Uniform Sampling from the Reachable Set Using Optimal Transport

Karthik Elamvazhuthi, Sachin Shivakumar

公開日: 2025/9/19

Abstract

Finding the reachable set of a system has a wide range of applications, but is a fundamental challenge in control theory, especially when controls are bounded. Although one can simply integrate the system samples forward in time by applying random admissible control to approximate the reachable set, the samples typically cluster near an attractor (if one is present) -- yielding a poor representation of the reachable set. A better representation can be found by applying controls that specifically lead to a uniform terminal state distribution, however, finding such controls is non-trivial.

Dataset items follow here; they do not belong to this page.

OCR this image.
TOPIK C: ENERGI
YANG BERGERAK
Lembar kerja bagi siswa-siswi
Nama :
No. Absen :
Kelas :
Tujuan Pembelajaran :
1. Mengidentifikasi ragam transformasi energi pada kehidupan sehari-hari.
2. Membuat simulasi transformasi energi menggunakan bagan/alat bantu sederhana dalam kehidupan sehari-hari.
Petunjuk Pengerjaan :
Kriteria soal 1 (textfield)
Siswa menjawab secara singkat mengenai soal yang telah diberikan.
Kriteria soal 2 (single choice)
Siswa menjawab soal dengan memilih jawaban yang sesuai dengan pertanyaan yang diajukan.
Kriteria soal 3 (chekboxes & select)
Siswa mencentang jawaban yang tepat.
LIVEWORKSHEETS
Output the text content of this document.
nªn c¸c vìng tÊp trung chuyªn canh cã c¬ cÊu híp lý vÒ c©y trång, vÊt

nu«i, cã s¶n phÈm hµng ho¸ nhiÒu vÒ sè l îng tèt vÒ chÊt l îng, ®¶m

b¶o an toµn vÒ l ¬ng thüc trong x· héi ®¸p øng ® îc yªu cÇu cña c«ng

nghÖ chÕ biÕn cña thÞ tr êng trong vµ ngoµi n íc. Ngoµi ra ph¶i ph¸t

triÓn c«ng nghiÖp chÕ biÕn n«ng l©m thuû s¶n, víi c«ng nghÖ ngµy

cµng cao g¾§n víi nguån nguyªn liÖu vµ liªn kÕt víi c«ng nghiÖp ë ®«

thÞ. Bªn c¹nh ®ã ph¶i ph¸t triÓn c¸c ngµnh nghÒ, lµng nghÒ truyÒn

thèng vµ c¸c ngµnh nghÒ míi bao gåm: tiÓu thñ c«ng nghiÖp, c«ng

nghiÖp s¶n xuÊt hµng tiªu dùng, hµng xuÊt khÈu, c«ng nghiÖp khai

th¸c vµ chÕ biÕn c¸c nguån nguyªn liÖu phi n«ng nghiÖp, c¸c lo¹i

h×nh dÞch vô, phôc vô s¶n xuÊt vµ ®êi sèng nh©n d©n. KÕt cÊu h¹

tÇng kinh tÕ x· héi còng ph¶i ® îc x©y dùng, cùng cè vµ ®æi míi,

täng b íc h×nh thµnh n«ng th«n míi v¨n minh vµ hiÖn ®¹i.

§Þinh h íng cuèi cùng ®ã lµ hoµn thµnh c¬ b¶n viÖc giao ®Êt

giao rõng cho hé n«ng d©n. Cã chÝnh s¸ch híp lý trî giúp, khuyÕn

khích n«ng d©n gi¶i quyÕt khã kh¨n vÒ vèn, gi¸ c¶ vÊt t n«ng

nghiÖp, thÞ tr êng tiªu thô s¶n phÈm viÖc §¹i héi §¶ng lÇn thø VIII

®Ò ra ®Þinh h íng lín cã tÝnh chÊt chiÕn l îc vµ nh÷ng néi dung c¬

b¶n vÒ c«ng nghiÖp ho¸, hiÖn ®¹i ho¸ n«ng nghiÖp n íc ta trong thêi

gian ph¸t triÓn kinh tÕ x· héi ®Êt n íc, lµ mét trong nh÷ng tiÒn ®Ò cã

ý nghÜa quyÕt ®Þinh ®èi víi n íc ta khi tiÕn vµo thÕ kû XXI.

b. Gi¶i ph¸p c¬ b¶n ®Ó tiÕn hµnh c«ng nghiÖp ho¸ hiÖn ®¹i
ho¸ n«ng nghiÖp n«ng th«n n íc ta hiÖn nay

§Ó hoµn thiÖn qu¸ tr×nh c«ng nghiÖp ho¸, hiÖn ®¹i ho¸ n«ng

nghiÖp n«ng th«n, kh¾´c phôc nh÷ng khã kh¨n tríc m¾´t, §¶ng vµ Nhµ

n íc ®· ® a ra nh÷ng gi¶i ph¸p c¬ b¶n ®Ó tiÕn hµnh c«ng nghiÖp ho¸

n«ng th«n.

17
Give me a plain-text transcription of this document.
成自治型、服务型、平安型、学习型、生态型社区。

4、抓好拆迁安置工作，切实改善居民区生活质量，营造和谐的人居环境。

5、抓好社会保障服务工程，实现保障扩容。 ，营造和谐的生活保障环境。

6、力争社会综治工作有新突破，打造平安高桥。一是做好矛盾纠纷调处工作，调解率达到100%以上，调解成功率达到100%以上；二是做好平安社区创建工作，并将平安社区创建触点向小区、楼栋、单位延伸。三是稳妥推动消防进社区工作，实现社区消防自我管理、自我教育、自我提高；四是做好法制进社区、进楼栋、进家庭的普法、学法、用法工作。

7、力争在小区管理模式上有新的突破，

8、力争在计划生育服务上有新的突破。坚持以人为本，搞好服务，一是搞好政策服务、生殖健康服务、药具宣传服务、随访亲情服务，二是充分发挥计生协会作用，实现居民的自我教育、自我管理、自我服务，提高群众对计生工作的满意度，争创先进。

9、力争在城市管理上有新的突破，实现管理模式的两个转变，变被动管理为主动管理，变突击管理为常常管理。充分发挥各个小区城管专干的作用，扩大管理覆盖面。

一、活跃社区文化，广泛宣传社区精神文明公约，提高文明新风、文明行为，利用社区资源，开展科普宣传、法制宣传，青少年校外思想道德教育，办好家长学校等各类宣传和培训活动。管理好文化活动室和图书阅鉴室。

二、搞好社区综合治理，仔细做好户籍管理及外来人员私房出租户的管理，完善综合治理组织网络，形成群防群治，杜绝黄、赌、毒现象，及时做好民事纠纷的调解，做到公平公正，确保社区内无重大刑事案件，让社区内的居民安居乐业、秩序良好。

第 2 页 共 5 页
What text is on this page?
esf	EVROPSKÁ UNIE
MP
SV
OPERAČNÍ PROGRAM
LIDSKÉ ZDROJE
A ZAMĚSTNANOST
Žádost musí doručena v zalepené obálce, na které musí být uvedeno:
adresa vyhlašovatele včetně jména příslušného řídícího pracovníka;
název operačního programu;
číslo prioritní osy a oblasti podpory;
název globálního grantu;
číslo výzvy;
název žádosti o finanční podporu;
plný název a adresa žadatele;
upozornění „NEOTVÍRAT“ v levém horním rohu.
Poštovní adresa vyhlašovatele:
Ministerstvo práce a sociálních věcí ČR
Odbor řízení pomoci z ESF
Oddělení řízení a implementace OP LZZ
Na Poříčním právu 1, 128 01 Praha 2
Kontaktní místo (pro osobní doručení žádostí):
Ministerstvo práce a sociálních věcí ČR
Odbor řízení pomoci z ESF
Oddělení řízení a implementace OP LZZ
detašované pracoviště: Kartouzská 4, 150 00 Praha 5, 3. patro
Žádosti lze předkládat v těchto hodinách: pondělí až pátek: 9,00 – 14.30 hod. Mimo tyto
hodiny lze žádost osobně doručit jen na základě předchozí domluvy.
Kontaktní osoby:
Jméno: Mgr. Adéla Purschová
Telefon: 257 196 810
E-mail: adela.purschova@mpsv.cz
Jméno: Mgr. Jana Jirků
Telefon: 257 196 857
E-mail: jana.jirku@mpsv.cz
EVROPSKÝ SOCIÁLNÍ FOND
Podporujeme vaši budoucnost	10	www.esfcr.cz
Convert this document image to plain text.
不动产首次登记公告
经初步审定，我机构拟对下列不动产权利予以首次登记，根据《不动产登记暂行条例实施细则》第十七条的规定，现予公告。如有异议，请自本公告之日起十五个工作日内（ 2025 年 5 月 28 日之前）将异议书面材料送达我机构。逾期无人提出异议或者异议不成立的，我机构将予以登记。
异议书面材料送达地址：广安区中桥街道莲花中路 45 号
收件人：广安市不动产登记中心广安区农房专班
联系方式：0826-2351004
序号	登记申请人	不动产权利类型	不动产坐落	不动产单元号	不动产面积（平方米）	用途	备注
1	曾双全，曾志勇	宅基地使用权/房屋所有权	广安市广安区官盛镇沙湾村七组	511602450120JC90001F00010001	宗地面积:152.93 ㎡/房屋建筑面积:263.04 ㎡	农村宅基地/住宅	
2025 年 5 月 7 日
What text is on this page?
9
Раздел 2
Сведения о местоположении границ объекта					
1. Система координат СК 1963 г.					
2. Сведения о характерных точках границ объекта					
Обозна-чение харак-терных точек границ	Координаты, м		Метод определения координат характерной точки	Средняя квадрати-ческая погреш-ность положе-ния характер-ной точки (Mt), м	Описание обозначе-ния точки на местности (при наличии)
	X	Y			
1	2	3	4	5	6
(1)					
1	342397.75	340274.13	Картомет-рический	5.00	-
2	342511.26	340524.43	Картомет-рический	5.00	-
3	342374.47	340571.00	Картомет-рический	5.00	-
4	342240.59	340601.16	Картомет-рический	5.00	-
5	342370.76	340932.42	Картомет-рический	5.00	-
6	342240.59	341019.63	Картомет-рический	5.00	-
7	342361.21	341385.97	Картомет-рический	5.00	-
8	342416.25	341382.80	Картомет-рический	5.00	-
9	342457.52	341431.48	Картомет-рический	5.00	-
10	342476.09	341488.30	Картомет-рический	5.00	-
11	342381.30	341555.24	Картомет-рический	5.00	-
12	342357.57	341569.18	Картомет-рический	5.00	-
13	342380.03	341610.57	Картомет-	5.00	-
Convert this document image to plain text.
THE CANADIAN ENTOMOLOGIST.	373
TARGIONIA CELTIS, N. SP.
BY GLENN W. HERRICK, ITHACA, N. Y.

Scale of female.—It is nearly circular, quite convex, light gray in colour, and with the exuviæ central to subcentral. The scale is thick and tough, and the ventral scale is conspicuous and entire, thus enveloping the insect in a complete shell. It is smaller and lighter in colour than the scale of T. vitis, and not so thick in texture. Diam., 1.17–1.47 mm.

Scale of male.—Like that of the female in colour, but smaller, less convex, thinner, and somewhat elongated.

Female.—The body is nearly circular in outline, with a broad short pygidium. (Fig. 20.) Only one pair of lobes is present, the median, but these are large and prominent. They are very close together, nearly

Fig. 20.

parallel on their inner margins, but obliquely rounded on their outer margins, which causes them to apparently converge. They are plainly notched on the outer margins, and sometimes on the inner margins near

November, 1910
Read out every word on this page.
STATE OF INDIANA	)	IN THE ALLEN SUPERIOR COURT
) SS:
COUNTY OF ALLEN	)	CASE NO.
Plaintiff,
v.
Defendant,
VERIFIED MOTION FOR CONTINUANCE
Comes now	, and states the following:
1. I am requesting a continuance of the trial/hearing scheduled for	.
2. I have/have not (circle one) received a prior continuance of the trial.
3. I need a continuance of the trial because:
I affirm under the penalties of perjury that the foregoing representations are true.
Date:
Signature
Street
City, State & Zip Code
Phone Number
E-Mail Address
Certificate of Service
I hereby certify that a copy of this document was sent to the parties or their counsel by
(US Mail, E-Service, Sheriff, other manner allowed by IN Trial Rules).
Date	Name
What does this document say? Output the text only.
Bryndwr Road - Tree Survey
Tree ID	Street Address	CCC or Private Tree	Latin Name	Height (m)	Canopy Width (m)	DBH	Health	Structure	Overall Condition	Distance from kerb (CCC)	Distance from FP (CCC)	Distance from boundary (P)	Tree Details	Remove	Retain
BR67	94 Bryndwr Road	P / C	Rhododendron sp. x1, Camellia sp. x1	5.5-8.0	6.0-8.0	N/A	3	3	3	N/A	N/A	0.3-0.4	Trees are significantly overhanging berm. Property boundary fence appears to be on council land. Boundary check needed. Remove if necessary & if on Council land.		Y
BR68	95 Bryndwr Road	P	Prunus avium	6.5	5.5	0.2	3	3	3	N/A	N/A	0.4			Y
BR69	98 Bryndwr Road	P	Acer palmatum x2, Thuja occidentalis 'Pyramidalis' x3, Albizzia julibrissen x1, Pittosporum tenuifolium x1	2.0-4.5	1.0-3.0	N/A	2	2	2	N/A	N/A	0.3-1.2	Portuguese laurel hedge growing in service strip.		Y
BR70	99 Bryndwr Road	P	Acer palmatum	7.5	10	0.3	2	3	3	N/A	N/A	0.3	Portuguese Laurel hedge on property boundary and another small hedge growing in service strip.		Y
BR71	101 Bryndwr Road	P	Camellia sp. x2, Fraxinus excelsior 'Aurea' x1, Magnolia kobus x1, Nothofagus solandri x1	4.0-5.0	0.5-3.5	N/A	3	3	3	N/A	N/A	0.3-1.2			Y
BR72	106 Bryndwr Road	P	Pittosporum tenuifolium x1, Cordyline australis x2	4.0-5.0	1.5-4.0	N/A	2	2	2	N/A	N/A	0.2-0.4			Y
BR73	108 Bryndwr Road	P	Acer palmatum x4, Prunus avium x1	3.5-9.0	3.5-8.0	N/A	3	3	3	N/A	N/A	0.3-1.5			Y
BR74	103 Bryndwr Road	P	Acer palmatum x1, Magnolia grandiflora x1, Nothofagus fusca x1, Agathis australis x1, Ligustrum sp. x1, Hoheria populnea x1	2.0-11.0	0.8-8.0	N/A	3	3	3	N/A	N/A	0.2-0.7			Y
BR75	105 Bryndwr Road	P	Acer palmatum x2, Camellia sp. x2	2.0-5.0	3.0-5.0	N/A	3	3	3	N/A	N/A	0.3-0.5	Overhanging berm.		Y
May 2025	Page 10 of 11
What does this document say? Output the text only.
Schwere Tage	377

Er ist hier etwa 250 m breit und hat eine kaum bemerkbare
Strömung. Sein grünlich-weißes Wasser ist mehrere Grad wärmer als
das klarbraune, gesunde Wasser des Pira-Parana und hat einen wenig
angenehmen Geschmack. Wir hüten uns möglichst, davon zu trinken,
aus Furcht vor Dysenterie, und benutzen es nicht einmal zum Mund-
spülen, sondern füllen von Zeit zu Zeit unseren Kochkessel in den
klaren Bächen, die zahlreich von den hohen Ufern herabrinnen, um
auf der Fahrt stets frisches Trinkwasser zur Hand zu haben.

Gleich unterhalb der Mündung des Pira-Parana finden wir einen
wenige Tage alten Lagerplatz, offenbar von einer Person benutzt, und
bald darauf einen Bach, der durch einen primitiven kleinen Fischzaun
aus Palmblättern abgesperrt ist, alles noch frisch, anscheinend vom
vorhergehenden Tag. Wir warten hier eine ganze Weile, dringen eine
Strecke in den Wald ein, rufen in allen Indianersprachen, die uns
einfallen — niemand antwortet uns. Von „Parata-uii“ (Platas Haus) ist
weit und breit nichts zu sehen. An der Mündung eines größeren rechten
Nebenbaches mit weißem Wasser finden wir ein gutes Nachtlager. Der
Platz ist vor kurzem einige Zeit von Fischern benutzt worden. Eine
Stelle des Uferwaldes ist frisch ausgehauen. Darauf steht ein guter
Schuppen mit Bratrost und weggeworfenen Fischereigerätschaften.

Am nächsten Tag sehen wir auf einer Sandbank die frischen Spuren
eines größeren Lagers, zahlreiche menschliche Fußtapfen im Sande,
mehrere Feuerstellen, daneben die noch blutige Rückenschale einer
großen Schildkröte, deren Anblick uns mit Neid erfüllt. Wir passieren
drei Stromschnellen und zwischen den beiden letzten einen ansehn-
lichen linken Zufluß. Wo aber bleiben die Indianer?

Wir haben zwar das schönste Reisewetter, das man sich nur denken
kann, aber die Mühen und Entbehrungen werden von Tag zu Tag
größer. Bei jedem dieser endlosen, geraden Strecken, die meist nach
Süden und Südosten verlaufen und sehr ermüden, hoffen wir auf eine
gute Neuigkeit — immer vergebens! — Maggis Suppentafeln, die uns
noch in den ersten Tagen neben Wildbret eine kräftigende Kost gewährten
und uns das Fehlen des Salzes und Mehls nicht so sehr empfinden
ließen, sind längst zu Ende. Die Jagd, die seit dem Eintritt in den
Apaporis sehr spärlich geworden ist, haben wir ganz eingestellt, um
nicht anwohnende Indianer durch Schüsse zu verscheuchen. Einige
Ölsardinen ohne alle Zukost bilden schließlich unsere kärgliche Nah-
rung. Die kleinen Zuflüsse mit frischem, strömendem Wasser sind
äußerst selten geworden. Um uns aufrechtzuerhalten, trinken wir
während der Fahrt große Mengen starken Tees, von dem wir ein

To find such controls, one must solve an Optimal Transport (OT) problem with uniform measure as the target distribution, which is difficult since the reachable set is not know \emph{a priori}. We can overcome this difficulty by softening the terminal measure constraint via the introduction of a $L_2$-entropy function in the objective and can further reduce this infinite-dimensional regularized OT to a finite-dimensional particle-based optimal control problem by using a nonlocal kernel regularization of the entropy. This leads to a hierarchy of optimization problems whose solutions converge to the original reachability sampling OT problem, as proved by $\Gamma$-convergence. The effectiveness of this entropy-regularized particle-based approach for uniform sampling of reachable set is demonstrated using numerical examples.